Artistic Native American Postcards
Transformation and prayer highlight Swaneagle Harijan’s art. Her paintings are rich with color and focus on women in a many states of being. We have grandmothers lifting their grandchildren to the moon in “Grandmother Dineh Supporting Future Generations," a white woman with a child of darker skin and blue eyes fleeing as a fairy catches the mother’s tears in “Mother and Child Flee" and more transformational characters as a woman with wings and flowing feather-like hair lifting a leaf to a thumbnail of a moon in “Deva of Herbs.”
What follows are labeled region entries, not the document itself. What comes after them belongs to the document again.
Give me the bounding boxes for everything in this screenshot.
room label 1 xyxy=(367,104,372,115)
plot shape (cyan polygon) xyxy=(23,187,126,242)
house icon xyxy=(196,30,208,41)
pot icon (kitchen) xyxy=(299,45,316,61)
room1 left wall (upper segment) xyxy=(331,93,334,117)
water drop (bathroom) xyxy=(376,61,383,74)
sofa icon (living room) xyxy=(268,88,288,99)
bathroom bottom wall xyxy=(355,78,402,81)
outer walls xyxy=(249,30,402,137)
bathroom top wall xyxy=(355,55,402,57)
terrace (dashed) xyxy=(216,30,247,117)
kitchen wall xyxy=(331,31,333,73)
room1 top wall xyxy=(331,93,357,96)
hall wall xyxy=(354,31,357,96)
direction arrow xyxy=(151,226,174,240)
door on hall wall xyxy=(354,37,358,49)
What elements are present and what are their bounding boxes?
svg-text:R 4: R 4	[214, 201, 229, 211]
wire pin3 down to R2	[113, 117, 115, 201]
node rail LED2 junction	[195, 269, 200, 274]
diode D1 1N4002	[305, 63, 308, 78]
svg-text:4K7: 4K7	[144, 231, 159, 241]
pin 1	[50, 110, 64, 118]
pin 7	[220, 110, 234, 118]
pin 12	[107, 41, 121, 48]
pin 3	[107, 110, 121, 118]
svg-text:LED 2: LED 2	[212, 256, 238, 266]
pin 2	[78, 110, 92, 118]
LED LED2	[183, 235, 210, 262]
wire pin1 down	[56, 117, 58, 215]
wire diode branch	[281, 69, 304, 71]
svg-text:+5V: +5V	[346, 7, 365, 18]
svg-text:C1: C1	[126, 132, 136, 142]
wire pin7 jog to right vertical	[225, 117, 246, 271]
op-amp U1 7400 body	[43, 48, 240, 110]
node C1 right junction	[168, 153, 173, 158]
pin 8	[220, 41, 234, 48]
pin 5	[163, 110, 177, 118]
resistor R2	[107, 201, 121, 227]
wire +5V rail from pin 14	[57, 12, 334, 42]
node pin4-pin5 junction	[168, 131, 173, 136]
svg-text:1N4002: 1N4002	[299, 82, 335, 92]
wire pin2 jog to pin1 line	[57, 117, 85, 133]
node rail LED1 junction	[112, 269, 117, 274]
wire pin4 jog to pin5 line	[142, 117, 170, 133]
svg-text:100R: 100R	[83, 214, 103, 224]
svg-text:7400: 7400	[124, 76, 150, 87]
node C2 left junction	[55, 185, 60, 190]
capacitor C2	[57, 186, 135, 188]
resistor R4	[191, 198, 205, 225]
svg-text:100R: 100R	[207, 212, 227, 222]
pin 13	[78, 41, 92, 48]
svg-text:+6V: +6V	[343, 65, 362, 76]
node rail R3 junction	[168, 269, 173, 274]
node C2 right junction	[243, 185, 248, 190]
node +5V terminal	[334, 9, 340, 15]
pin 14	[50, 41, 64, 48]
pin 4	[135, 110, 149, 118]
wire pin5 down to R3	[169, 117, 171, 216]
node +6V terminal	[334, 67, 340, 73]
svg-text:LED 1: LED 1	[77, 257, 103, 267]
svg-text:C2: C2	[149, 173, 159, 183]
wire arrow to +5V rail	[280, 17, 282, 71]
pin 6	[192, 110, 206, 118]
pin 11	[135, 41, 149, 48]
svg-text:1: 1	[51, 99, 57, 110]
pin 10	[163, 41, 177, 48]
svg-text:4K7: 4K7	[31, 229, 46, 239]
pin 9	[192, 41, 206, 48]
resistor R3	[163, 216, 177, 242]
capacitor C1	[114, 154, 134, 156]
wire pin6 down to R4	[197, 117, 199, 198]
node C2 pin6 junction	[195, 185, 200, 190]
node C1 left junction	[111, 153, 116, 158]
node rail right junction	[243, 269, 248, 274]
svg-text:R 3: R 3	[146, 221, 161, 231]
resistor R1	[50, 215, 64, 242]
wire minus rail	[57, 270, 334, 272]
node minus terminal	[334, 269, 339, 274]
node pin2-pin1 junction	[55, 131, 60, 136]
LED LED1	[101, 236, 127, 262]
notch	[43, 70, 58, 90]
The common denominator of these paintings rests not only in the vibrant reds and blues that pervade the sample of work I was able to see, but also in the depiction of women as they are connected to their environments. The settings are natural, but otherworldly; I couldn’t tell you where these women are, though the rust reds and yellow and orange landscapes might suggest the American West. The figures of these pieces are shown in natural worlds, the moon or sun are present in every single postcard and, in many of them, the women are lifting their eyes to these entities, as if in prayer.
Many of the movements presented in the paintings are painted with brush strokes that are also in perpetual movement. For example, in the painting “Mountain Mother Race Mixer” the trees seem to be woven and leaves curl forward, mimicking the shape of the woman’s wings and the manner in which she’s holding the child. Swaneagle’s paintings provide spaces where women are diverse in terms of both color, age and even their bodies.